Bir şekilde hayatımızın değişmesini hepimiz istemişizdir ama hayatımızı bazen değiştirebiliyoruz bazen de hayatın etkisinde kalıp sanki ıssız bir ada da kalmış gibi hissediyoruz kendimizi. Hayatımızı değiştirmenin tam vakti zamanı geldi dediğimiz bir anda değişim içerisine giriyoruz ama nafile o değişim bir anda olsa hemen çıkıp gidiyor ve geri döndüremiyoruz. Hayal kurmak istiyoruz, hayallerimizi gerçekleştirmek istiyor, yeri geliyor hep ümit ediyoruz ama olmuyor. Kendimiz için bir şeyler düşünüp onları uygulamaya çalışıyoruz. Uygulamaya çalıştığımız şeyler bazen gerçekleşmiyor yine de olmayınca olmuyor tabii ki…
Yeri geliyor çark gibi dönüyor, yeri geliyor sanki bir mecnun misali yalnız kalıyoruz veya bu çarkı kendimiz döndürmeye çalışıyoruz. Hayal dünyasına dalınca bulunduğumuz yerden, bulunduğumuz konumdan başka bir konuma ve mevkiye geçmeyi düşünüyoruz acaba olur mu ki diye... Ben bunun üstesinden gelirim, hayallerimi gerçekleştiririm diye düşünüp dururuz hep. Farklı dünyalara dalarız, farklı insanlarla arkadaşlık kurmayı, onlarla kaynaşmayı hayal ederiz ve hayatımızı değiştirmenin zamanı gelmiştir işte der ve hayatımızı değiştirmeye karar verdiğimiz o anı ortaya çıkarırız. Sanki bir anda hayatımızı değiştirmiş ve kendimizi mutluluğa, bu yola ulaşmış gibi hissederiz.
Gerçekten de her insan hayatını bir şekilde değiştirmek istiyor. Kimi kişisel gelişim kitapları okuyarak, kimi kendi hayatı ile ilgili hikâyeler, sözler vs. gibi kitapları alıp okuyarak, araştırıyorlar, kimileri de nasıl olursa olsun boş ver gitsin zaten hayat böyle de devam ediyor yine de devam edecek diyorlar.Sanki hayatlarından bezmişler, umutlarını, hayallerini kaybetmiş, kendi kalelerini yıkmışlar, kendilerini içten fethetmişler gibi. Yeri gelir cesareti kırılır, yeri gelir korkar, yeri gelir çaba göstermeye çalışırız. Bazen de kendimizi yıpratır, bitiririz...

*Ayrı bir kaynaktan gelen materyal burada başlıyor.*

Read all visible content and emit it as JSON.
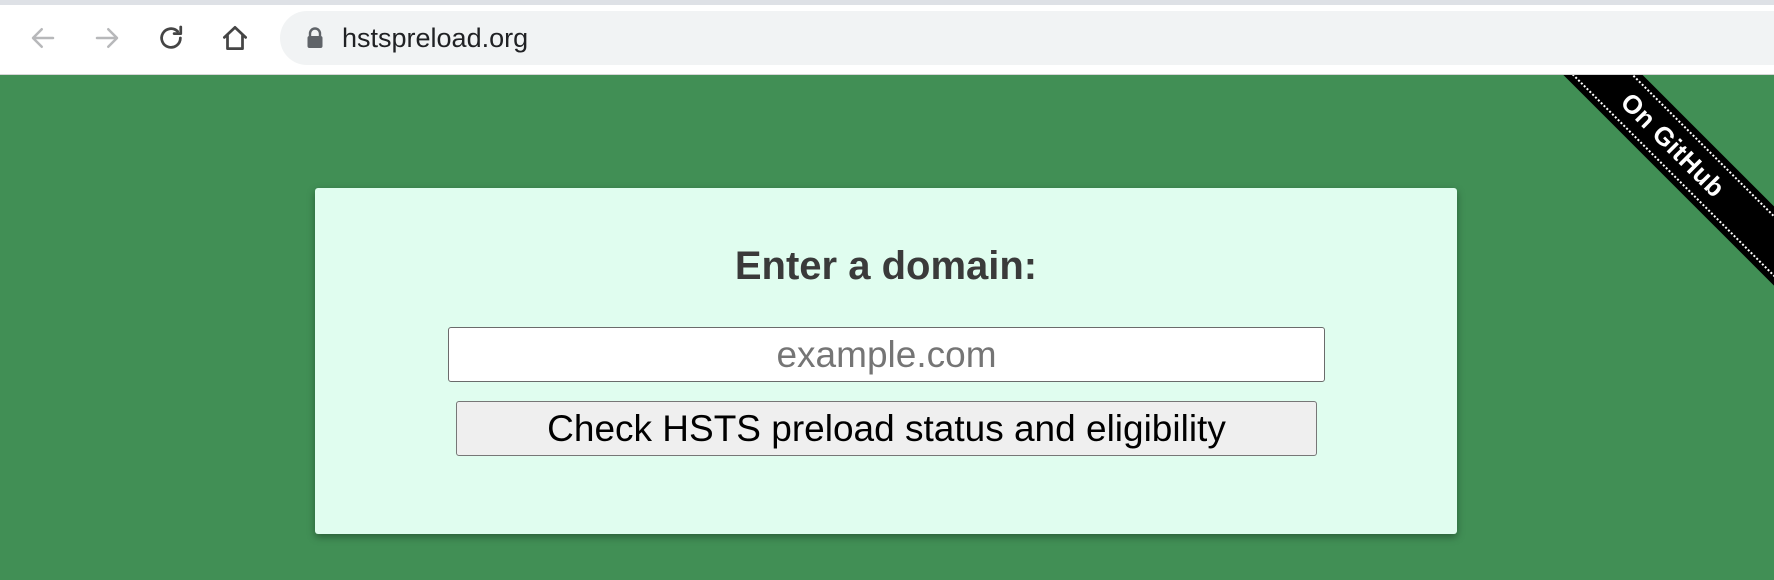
{
  "browser": {
    "url": "hstspreload.org",
    "back_icon": "arrow-left-icon",
    "forward_icon": "arrow-right-icon",
    "reload_icon": "reload-icon",
    "home_icon": "home-icon",
    "lock_icon": "lock-icon"
  },
  "colors": {
    "page_background": "#418f55",
    "card_background": "#e0fdef",
    "heading_text": "#3a3a3a",
    "ribbon_background": "#000000"
  },
  "form": {
    "heading": "Enter a domain:",
    "domain_placeholder": "example.com",
    "domain_value": "",
    "submit_label": "Check HSTS preload status and eligibility"
  },
  "ribbon": {
    "label": "On GitHub"
  }
}
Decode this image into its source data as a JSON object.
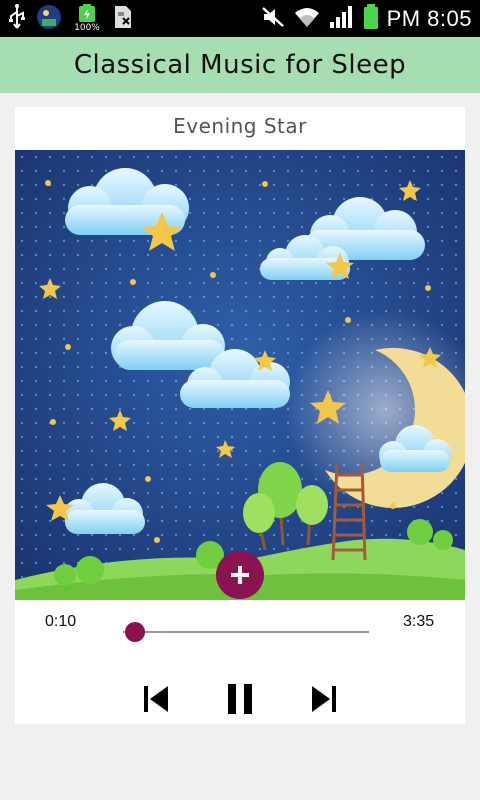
{
  "status_bar": {
    "time": "PM 8:05",
    "battery_percent": "100%",
    "icons": [
      "usb-icon",
      "app-notification-icon",
      "battery-full-icon",
      "sim-alert-icon",
      "mute-icon",
      "wifi-icon",
      "signal-icon",
      "battery-icon"
    ]
  },
  "app": {
    "title": "Classical Music for Sleep",
    "accent": "#a6ddb1"
  },
  "player": {
    "track_title": "Evening Star",
    "elapsed": "0:10",
    "duration": "3:35",
    "progress_fraction": 0.047,
    "add_button_color": "#8a1350",
    "controls": [
      "previous-icon",
      "pause-icon",
      "next-icon"
    ]
  }
}
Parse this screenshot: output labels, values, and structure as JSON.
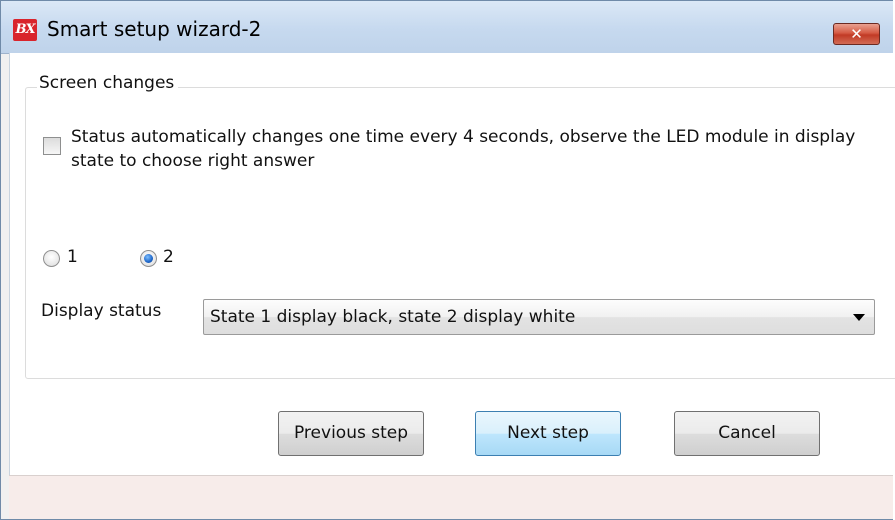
{
  "window": {
    "title": "Smart setup wizard-2",
    "app_icon_text": "BX",
    "close_glyph": "✕"
  },
  "group": {
    "legend": "Screen changes",
    "checkbox": {
      "label": "Status automatically changes one time every 4 seconds, observe the LED module in display state to choose right answer",
      "checked": false
    },
    "radios": [
      {
        "label": "1",
        "checked": false
      },
      {
        "label": "2",
        "checked": true
      }
    ],
    "display_status": {
      "label": "Display status",
      "selected": "State 1 display black, state 2 display white"
    }
  },
  "buttons": {
    "previous": "Previous step",
    "next": "Next step",
    "cancel": "Cancel"
  },
  "colors": {
    "close_button": "#d55a44",
    "radio_selected": "#1e66c8",
    "default_button": "#bee6fd"
  }
}
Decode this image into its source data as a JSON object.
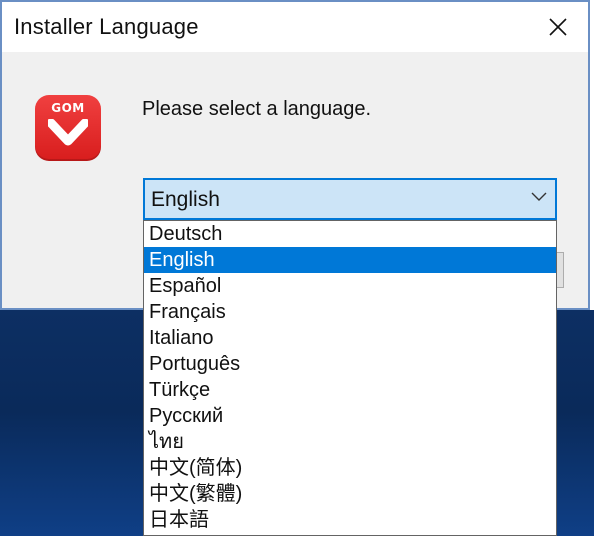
{
  "window": {
    "title": "Installer Language"
  },
  "icon": {
    "name": "gom-logo-icon",
    "text": "GOM",
    "color": "#e32626"
  },
  "prompt": "Please select a language.",
  "combo": {
    "selected": "English"
  },
  "languages": [
    "Deutsch",
    "English",
    "Español",
    "Français",
    "Italiano",
    "Português",
    "Türkçe",
    "Русский",
    "ไทย",
    "中文(简体)",
    "中文(繁體)",
    "日本語"
  ],
  "selected_index": 1,
  "colors": {
    "accent": "#0078d7",
    "combo_bg": "#cce4f7"
  }
}
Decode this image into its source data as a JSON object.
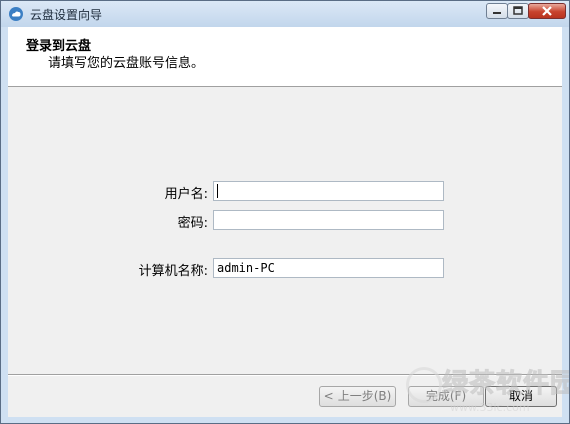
{
  "window": {
    "title": "云盘设置向导"
  },
  "header": {
    "title": "登录到云盘",
    "subtitle": "请填写您的云盘账号信息。"
  },
  "form": {
    "username": {
      "label": "用户名:",
      "value": ""
    },
    "password": {
      "label": "密码:",
      "value": ""
    },
    "computer_name": {
      "label": "计算机名称:",
      "value": "admin-PC"
    }
  },
  "buttons": {
    "back": {
      "chevron": "<",
      "label": "上一步(B)",
      "enabled": false
    },
    "finish": {
      "label": "完成(F)",
      "enabled": false
    },
    "cancel": {
      "label": "取消",
      "enabled": true
    }
  },
  "watermark": {
    "text": "绿茶软件园",
    "url": "www.33lc.com"
  },
  "icons": {
    "app": "cloud-app-icon",
    "minimize": "minimize-icon",
    "maximize": "maximize-icon",
    "close": "close-icon"
  },
  "colors": {
    "titlebar": "#c9dbef",
    "client_bg": "#f0f0f0",
    "header_bg": "#ffffff",
    "close_button": "#c8432e"
  }
}
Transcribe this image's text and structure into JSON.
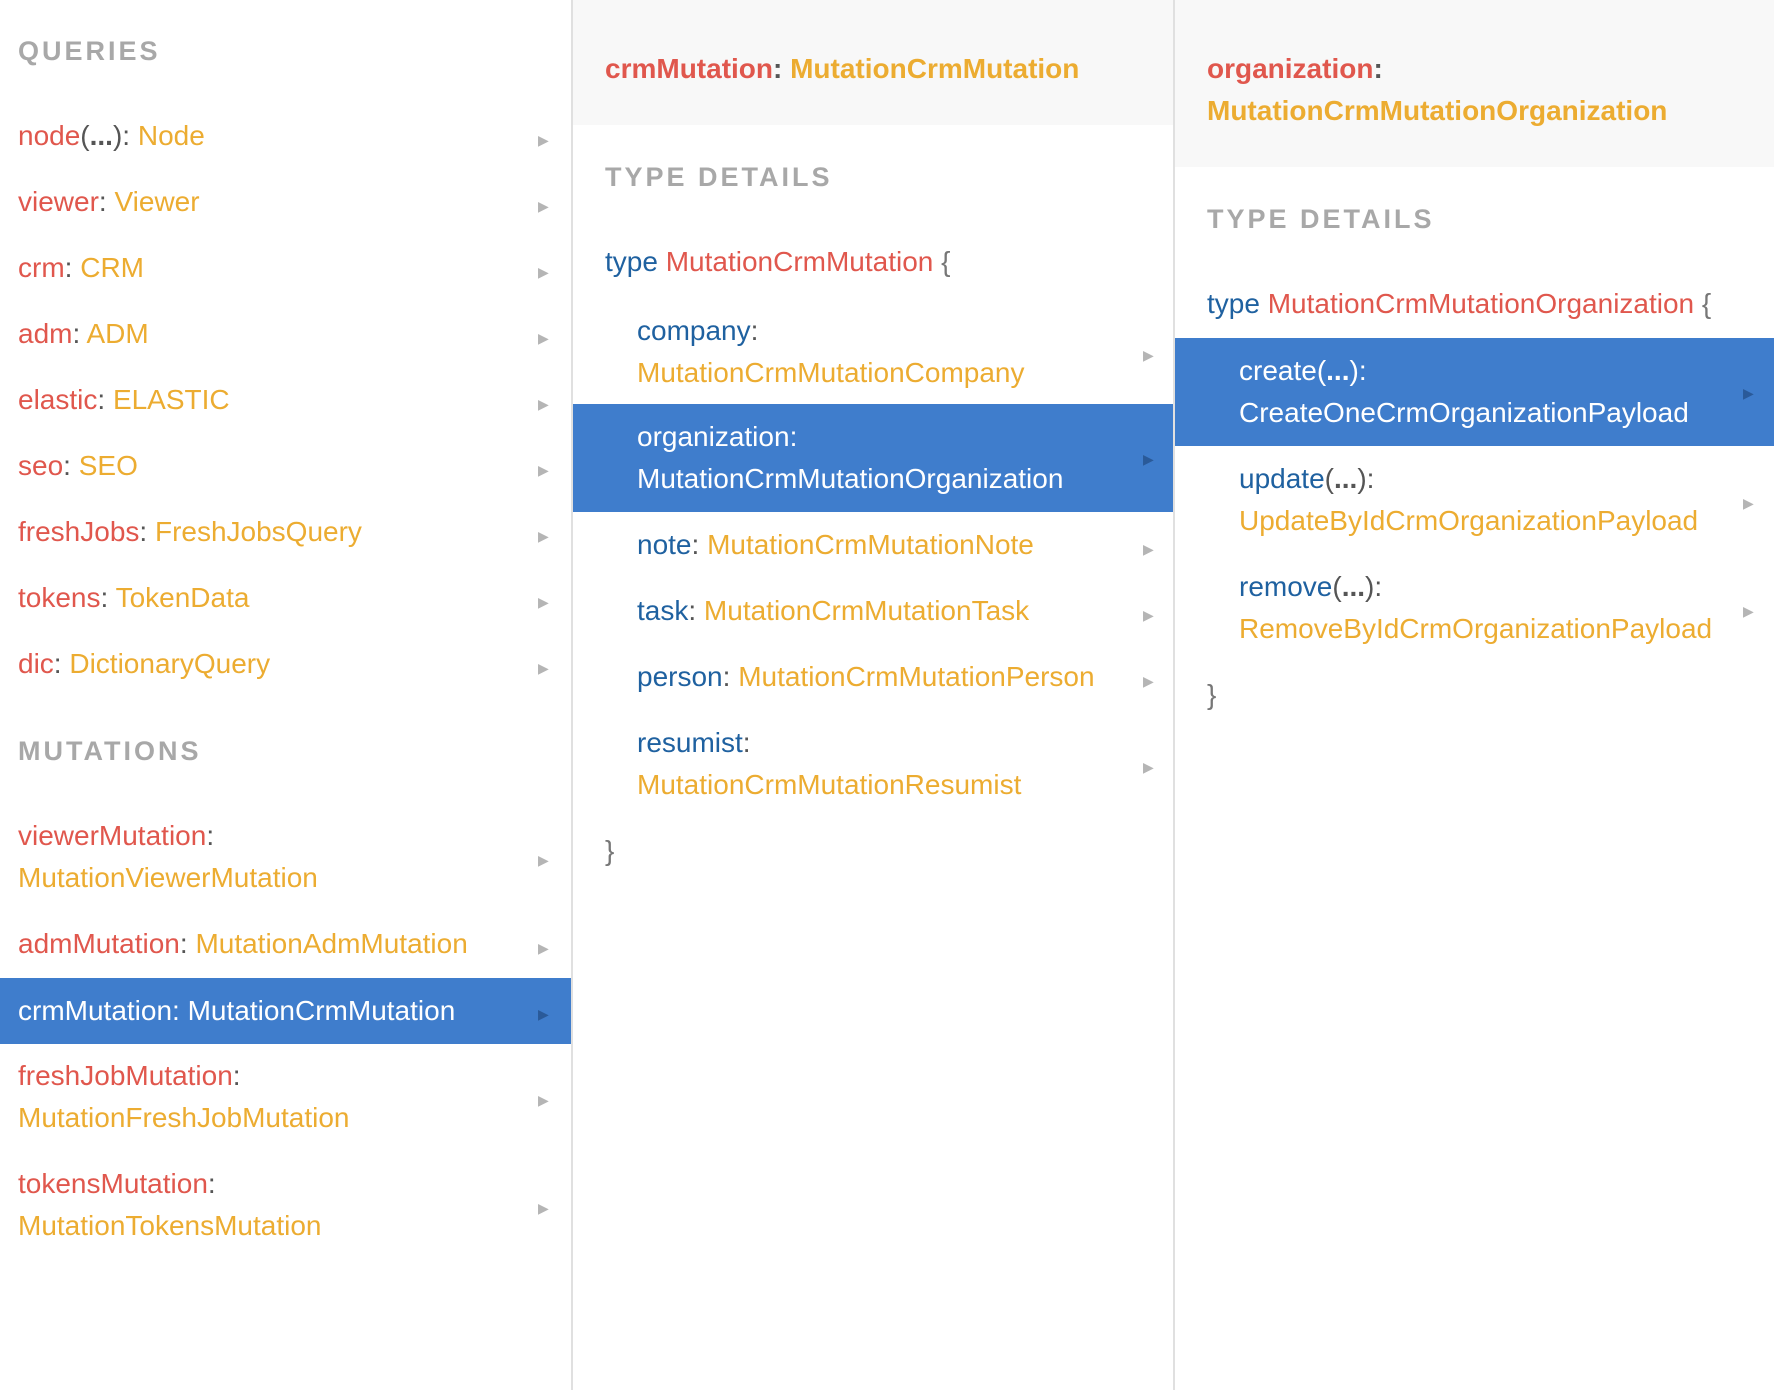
{
  "queries_panel": {
    "queries_title": "QUERIES",
    "queries": [
      {
        "name": "node",
        "args": "...",
        "type": "Node"
      },
      {
        "name": "viewer",
        "type": "Viewer"
      },
      {
        "name": "crm",
        "type": "CRM"
      },
      {
        "name": "adm",
        "type": "ADM"
      },
      {
        "name": "elastic",
        "type": "ELASTIC"
      },
      {
        "name": "seo",
        "type": "SEO"
      },
      {
        "name": "freshJobs",
        "type": "FreshJobsQuery"
      },
      {
        "name": "tokens",
        "type": "TokenData"
      },
      {
        "name": "dic",
        "type": "DictionaryQuery"
      }
    ],
    "mutations_title": "MUTATIONS",
    "mutations": [
      {
        "name": "viewerMutation",
        "type": "MutationViewerMutation"
      },
      {
        "name": "admMutation",
        "type": "MutationAdmMutation"
      },
      {
        "name": "crmMutation",
        "type": "MutationCrmMutation",
        "selected": true
      },
      {
        "name": "freshJobMutation",
        "type": "MutationFreshJobMutation"
      },
      {
        "name": "tokensMutation",
        "type": "MutationTokensMutation"
      }
    ]
  },
  "type_panel": {
    "header_field": "crmMutation",
    "header_type": "MutationCrmMutation",
    "section_title": "TYPE DETAILS",
    "type_keyword": "type",
    "type_name": "MutationCrmMutation",
    "open_brace": "{",
    "close_brace": "}",
    "fields": [
      {
        "name": "company",
        "type": "MutationCrmMutationCompany"
      },
      {
        "name": "organization",
        "type": "MutationCrmMutationOrganization",
        "selected": true
      },
      {
        "name": "note",
        "type": "MutationCrmMutationNote"
      },
      {
        "name": "task",
        "type": "MutationCrmMutationTask"
      },
      {
        "name": "person",
        "type": "MutationCrmMutationPerson"
      },
      {
        "name": "resumist",
        "type": "MutationCrmMutationResumist"
      }
    ]
  },
  "org_panel": {
    "header_field": "organization",
    "header_type": "MutationCrmMutationOrganization",
    "section_title": "TYPE DETAILS",
    "type_keyword": "type",
    "type_name": "MutationCrmMutationOrganization",
    "open_brace": "{",
    "close_brace": "}",
    "fields": [
      {
        "name": "create",
        "args": "...",
        "type": "CreateOneCrmOrganizationPayload",
        "selected": true
      },
      {
        "name": "update",
        "args": "...",
        "type": "UpdateByIdCrmOrganizationPayload"
      },
      {
        "name": "remove",
        "args": "...",
        "type": "RemoveByIdCrmOrganizationPayload"
      }
    ]
  },
  "symbols": {
    "arrow": "▶",
    "colon": ":",
    "open_paren": "(",
    "close_paren_colon": "):"
  },
  "colors": {
    "field": "#e0574d",
    "type": "#ecac31",
    "keyword": "#1f61a0",
    "selected_bg": "#3f7dcc",
    "section_title": "#a8a8a8",
    "header_bg": "#f8f8f8"
  }
}
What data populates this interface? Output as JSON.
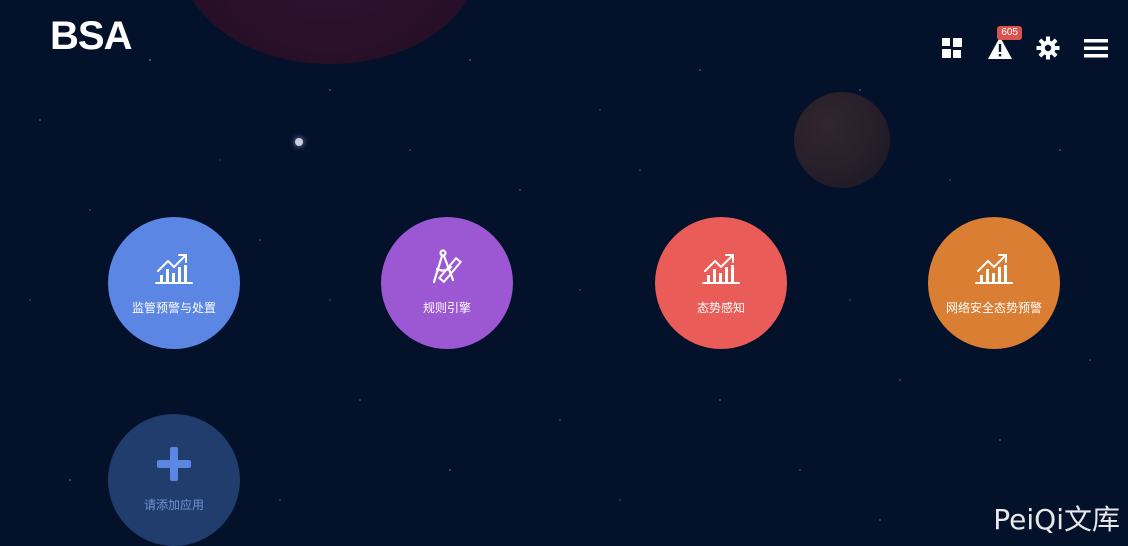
{
  "brand": {
    "logo_text": "BSA"
  },
  "header": {
    "icons": [
      {
        "name": "grid-icon"
      },
      {
        "name": "alert-icon",
        "badge": "605"
      },
      {
        "name": "gear-icon"
      },
      {
        "name": "menu-icon"
      }
    ]
  },
  "apps": [
    {
      "label": "监管预警与处置",
      "icon": "chart-up-icon",
      "color": "#5b86e4"
    },
    {
      "label": "规则引擎",
      "icon": "compass-ruler-icon",
      "color": "#9b58d2"
    },
    {
      "label": "态势感知",
      "icon": "chart-up-icon",
      "color": "#ea5c58"
    },
    {
      "label": "网络安全态势预警",
      "icon": "chart-up-icon",
      "color": "#d97e33"
    }
  ],
  "add_app": {
    "label": "请添加应用",
    "icon": "plus-icon"
  },
  "watermark": "PeiQi文库"
}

İnsanlar hayatlarını değiştirmek için elinden gelenleri yapar da diğer insanlar öyle bir şeyden söz ederler mi pek bilinmez yani. Yine de her insan kendini bilir ve kendini tanır. Kendini tanımaya çalışır, imkânı yoksa dahi bir şekilde birilerine giderek hayatlarını değiştirmeyi göze almış, her şeyden emin olmaya çalışan kişiler vardır. Bunlardan bazıları: insanlar, bazı varlıklar, kitaplar, cisimler, doğal afetler de olabilir...
Heyelan, deprem, yağmur, kar, fırtına, ağaç, araba vs. gibi şeyleri sayabiliriz. Bunlar zaman içinde değişebilmektedir. Değişime girmemiz için gizemli olmak, kitap okumayı sevmek, hayatı iyi ve kötü yönüyle yaşayabilmek, paylaşabilmek, mutlu olmak için de sevgiye, sevgiliye itaat etmek, hayatını belirli bir şeyle paylaşmak ve insanın elinden gelen her şeyi yapması gerektiğine inanıyorum. Bunları zaten bir insan yaparsa kendini bir nevide olsa değişime girmiş olarak kabul eder ve hayatında farklı olgular oluşmaya başlar. Hayatımızı bu şekilde kabul edip seversek cesur, huzurlu ve mutlu oluruz, kendimizi ise daha yenilikçi görerek yeniliğe bir adım atmış oluruz ve böylece kendimizi daha iyi hissederiz. Attığımız adımlara dikkat etmeli, kuvvetli olmalı, değişim için böylece hızlı adımlar atmış olmamız gerekebilir. Attığımız bu adım bize mutluluk, sevgi, huzur veriyorsa, o yol bize doğru yolda emin adımlar attığımızın kanıtı olarak gösterilir. Eğer yanlış bir adım atarsak bizi farklı şekilde farklı yönlere doğru götürür. Bundan da hiçbirimizin şüphe duymaması gerekir. Yanlış yola sürüklenmemek için, hayatta değişim içerisine girmek istiyorsak atılan adımlarımıza dikkat etmemiz gerekmektedir.